# Some engines I have, please let me know if you would like to see more



## chipstractor (Aug 18, 2008)




----------



## Stan (Aug 18, 2008)

Welcome to the board and great looking engines. I am sure everyone would be happy to see more.
Stan


----------



## Brass_Machine (Aug 18, 2008)

Nice! Very cool first post. I would recommend starting a post for each engine with videos, pictures and as much details on them as possible! 

Welcome to the club.

Eric


----------



## Cedge (Aug 18, 2008)

Chipster...
In a word.... Impressive!! I've really got to add a hit an miss to my collection one of these days. I visit Denton NC for their Old Time Threshermen's Reunion where there are literally hundreds of them running in camp sites all over the grounds. Quite a site and sound experience.

Steve 

Steve


----------



## chipstractor (Aug 19, 2008)

Thanks for the welcome. Here is a little background about the engines...

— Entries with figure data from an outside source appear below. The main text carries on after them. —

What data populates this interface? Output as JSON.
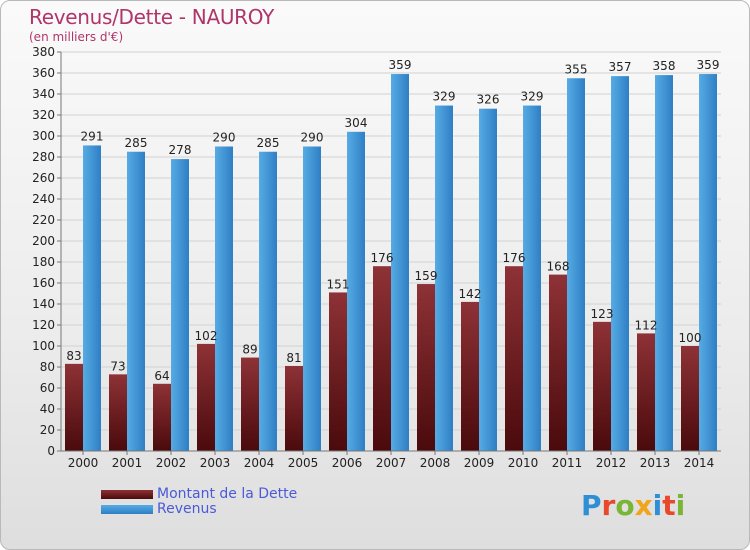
{
  "header": {
    "title": "Revenus/Dette - NAUROY",
    "subtitle": "(en milliers d'€)"
  },
  "legend": {
    "debt_label": "Montant de la Dette",
    "revenue_label": "Revenus"
  },
  "logo": {
    "text": "Proxiti",
    "letter_colors": [
      "#2f8fd6",
      "#e8492d",
      "#7ab536",
      "#f2a51c",
      "#2f8fd6",
      "#e8492d",
      "#7ab536"
    ]
  },
  "colors": {
    "debt_top": "#8e3236",
    "debt_bottom": "#4a0a0c",
    "revenue": "#56abe4",
    "revenue_dark": "#2f7fc4",
    "text": "#222222",
    "accent": "#b0356a"
  },
  "chart_data": {
    "type": "bar",
    "title": "Revenus/Dette - NAUROY",
    "ylabel": "(en milliers d'€)",
    "categories": [
      "2000",
      "2001",
      "2002",
      "2003",
      "2004",
      "2005",
      "2006",
      "2007",
      "2008",
      "2009",
      "2010",
      "2011",
      "2012",
      "2013",
      "2014"
    ],
    "series": [
      {
        "name": "Montant de la Dette",
        "values": [
          83,
          73,
          64,
          102,
          89,
          81,
          151,
          176,
          159,
          142,
          176,
          168,
          123,
          112,
          100
        ]
      },
      {
        "name": "Revenus",
        "values": [
          291,
          285,
          278,
          290,
          285,
          290,
          304,
          359,
          329,
          326,
          329,
          355,
          357,
          358,
          359
        ]
      }
    ],
    "ylim": [
      0,
      380
    ],
    "ytick_step": 20,
    "grid": true,
    "legend": "bottom-left"
  }
}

I have turned some of the flywheels, and milled some of the castings, but I must admit the engines are the creations of my neighbor. :bow:

A veteran of the "Antique Power" shows, my neighbor began to have troubles lugging around the old iron as he aged. Thus he began his home shop to create engines that were more managable to move around.

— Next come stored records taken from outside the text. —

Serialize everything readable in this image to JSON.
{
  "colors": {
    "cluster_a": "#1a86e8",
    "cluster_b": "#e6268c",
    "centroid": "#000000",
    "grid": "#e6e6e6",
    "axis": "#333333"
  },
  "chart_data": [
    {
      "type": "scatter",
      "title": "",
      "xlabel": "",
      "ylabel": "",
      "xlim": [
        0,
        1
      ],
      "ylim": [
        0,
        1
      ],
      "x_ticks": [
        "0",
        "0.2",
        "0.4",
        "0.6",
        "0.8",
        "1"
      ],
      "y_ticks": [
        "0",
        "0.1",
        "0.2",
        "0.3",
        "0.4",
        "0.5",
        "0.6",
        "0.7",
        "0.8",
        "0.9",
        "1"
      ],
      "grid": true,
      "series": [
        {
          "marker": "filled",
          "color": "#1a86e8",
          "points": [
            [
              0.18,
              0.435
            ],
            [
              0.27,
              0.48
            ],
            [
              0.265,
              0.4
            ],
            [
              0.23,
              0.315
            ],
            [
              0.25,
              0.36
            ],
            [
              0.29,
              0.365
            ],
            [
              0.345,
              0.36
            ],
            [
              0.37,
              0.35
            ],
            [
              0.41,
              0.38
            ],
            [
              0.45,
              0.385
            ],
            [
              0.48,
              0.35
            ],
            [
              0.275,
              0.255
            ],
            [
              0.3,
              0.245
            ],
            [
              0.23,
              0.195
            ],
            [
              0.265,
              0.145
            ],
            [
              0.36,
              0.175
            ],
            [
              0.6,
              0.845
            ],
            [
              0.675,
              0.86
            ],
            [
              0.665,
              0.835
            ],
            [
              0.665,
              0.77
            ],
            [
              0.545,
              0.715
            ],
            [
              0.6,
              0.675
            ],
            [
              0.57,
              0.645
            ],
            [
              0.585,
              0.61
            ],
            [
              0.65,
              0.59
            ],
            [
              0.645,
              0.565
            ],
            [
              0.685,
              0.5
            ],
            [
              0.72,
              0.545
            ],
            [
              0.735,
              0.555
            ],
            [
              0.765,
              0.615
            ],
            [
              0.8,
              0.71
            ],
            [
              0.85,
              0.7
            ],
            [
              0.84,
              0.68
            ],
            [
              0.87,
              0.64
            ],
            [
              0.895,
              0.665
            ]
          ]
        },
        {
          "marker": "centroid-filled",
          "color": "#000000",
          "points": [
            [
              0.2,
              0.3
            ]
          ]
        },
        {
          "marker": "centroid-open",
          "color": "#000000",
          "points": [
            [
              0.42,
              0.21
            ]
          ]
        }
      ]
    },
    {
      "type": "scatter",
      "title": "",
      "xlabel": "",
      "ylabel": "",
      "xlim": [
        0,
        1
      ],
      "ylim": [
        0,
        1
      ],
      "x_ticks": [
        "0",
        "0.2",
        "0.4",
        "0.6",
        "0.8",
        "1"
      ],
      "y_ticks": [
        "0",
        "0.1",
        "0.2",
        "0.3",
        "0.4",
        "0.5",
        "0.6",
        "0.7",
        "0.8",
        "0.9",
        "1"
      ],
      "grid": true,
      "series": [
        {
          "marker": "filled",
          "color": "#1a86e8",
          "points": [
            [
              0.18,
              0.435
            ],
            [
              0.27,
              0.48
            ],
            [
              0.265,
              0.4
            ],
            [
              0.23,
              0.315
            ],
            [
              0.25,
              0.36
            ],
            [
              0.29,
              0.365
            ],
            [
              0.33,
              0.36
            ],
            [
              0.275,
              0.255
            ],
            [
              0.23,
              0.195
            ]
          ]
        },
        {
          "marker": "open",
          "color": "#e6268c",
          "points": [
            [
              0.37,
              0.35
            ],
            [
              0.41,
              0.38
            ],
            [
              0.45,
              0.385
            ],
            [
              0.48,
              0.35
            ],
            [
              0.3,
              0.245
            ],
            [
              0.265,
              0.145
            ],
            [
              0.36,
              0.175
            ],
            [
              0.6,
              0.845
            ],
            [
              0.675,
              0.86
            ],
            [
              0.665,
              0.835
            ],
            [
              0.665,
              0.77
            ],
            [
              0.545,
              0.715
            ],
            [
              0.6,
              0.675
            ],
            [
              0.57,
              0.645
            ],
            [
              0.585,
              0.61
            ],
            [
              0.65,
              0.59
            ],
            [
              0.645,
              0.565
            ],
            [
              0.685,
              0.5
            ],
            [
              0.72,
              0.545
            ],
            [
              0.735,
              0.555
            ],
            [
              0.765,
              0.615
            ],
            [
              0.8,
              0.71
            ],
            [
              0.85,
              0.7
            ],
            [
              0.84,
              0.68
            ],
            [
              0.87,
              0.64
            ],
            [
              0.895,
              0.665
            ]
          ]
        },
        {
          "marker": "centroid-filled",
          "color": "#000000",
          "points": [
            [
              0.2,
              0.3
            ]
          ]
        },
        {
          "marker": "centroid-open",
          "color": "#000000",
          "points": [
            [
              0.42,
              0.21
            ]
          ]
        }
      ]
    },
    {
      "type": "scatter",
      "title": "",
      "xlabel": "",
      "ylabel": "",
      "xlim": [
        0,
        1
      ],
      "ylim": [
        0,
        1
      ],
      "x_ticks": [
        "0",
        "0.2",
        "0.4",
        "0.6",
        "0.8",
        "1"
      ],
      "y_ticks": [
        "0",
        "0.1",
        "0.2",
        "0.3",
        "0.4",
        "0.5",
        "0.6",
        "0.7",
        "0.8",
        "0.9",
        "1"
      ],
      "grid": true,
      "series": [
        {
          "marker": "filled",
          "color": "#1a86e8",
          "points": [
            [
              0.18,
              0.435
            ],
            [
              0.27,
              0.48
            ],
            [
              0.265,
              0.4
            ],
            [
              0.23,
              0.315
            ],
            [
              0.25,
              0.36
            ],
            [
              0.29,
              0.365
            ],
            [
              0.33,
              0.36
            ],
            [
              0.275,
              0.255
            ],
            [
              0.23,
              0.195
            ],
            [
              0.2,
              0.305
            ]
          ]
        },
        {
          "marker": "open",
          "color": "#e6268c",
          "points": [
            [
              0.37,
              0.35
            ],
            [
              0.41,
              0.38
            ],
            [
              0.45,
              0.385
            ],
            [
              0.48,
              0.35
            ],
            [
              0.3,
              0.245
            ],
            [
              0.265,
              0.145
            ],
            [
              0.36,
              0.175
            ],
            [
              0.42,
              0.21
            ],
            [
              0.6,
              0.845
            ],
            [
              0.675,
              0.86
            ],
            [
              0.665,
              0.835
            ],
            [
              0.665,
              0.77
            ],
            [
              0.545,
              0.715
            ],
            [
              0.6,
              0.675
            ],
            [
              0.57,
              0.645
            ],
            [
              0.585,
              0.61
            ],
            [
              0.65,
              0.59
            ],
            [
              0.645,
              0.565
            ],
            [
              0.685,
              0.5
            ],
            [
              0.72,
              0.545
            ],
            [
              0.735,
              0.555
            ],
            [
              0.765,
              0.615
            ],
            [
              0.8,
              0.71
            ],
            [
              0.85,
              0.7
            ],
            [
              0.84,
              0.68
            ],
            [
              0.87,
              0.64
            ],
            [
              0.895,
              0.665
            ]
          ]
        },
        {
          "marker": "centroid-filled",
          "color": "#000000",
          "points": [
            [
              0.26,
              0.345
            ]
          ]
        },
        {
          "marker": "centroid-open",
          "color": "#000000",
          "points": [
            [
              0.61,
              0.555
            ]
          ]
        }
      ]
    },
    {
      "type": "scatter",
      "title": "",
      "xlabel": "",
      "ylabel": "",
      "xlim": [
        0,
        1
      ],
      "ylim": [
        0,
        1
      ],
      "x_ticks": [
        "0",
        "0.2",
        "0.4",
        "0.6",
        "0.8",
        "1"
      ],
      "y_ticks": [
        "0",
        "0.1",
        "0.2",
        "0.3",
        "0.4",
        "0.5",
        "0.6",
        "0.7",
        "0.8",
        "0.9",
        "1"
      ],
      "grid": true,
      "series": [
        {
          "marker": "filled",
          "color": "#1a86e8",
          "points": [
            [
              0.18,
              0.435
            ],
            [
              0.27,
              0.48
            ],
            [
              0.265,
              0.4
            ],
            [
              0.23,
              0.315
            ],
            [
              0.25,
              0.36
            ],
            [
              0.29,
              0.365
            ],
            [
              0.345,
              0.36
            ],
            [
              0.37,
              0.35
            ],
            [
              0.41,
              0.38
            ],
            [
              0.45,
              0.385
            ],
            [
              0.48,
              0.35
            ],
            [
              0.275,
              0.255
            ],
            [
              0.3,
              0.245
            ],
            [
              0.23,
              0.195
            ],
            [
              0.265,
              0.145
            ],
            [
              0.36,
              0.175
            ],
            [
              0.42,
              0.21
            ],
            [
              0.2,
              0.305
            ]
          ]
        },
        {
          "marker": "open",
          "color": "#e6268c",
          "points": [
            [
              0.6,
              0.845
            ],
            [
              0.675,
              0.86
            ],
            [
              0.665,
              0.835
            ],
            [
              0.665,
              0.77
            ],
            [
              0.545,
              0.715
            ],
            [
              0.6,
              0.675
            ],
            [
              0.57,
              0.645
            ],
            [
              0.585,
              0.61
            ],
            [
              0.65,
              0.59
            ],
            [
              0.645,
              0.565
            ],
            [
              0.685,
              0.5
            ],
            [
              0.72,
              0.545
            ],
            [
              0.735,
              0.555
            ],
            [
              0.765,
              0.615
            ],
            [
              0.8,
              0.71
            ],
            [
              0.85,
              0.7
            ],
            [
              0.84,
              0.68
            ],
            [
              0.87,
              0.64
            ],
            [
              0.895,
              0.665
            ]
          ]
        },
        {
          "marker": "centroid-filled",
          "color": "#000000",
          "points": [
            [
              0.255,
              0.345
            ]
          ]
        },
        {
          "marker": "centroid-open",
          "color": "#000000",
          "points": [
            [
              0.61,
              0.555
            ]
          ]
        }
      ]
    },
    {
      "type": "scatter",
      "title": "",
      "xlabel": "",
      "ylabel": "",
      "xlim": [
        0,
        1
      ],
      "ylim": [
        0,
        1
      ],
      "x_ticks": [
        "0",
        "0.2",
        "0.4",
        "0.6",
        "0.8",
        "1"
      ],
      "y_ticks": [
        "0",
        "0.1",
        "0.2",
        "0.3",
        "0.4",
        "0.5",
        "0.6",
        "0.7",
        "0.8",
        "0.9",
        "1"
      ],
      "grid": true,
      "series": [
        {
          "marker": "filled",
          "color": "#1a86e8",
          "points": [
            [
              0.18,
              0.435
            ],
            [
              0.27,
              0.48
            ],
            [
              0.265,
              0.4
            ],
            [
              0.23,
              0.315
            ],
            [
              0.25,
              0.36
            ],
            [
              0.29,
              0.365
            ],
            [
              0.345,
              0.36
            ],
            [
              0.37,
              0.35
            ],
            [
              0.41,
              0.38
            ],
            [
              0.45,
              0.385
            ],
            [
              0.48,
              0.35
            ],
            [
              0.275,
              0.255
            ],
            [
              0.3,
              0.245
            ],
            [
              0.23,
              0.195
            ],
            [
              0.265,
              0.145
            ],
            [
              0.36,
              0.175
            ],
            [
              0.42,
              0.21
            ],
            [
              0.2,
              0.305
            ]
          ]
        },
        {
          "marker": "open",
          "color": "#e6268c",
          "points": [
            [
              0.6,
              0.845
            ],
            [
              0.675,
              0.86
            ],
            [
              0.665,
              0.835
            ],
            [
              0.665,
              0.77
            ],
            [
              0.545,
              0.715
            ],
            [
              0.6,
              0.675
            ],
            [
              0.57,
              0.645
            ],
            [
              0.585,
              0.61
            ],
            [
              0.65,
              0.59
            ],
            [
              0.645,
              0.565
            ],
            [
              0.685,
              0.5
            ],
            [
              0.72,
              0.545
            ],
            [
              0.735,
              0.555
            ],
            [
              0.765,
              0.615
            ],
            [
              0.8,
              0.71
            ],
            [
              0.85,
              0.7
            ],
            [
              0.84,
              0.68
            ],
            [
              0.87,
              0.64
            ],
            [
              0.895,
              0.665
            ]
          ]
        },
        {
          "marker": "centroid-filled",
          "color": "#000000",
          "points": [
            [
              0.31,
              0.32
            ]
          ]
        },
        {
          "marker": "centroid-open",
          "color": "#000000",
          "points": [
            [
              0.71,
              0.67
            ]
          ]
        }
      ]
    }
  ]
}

All are made from stock metals with the exception gears and sometimes the cranks. The castings are of his own design.

I found the butter churn in a crawl space, cleaned it up, and showed it to my engine building friend. Several weeks later I had an engine to run it with.

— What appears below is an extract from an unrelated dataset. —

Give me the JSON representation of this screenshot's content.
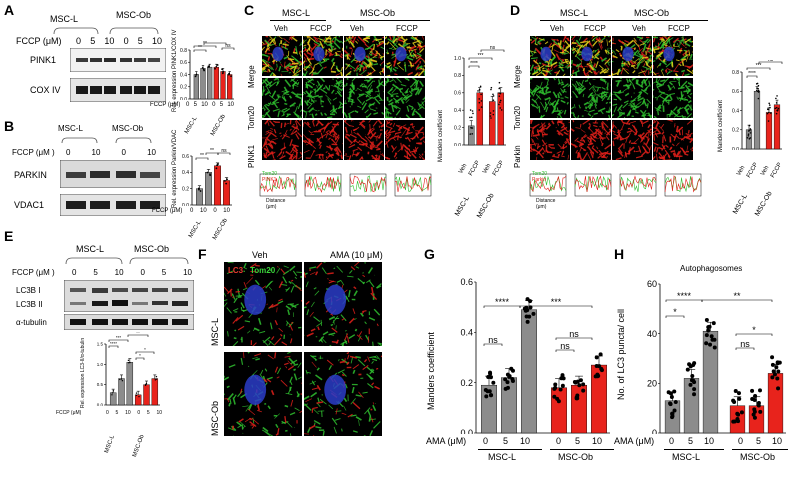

I have over 15 of these . If encouraged I will try and find the time to post more of them.


----------



## rake60 (Aug 20, 2008)

Welcome to HMEM chipstractor 

We love pictures and videos are even better!

Of course we want to see more! 

Rick


----------



## chipstractor (Aug 21, 2008)

I took Brass_machine suggestion and started some other threads. I have too many for a thread for each one so I am going with a thread per style.

I am curious if any other members have seen any engines that look like they could be made by the same man. It would be interesting to hear of there whereabouts and see pictures.


----------



## Stan (Aug 21, 2008)

I do a little work with a museum and I have lots of engine pictures. Here are a couple of examples that might be of interest. I expect to be there on Labor Day weekend and if you want more pictures let me know.


----------



## chipstractor (Aug 24, 2008)

Stan,
 Thanks for the pictures. I really like to hear the big ones run. I do like the small ones since I can run them without so much effort.


----------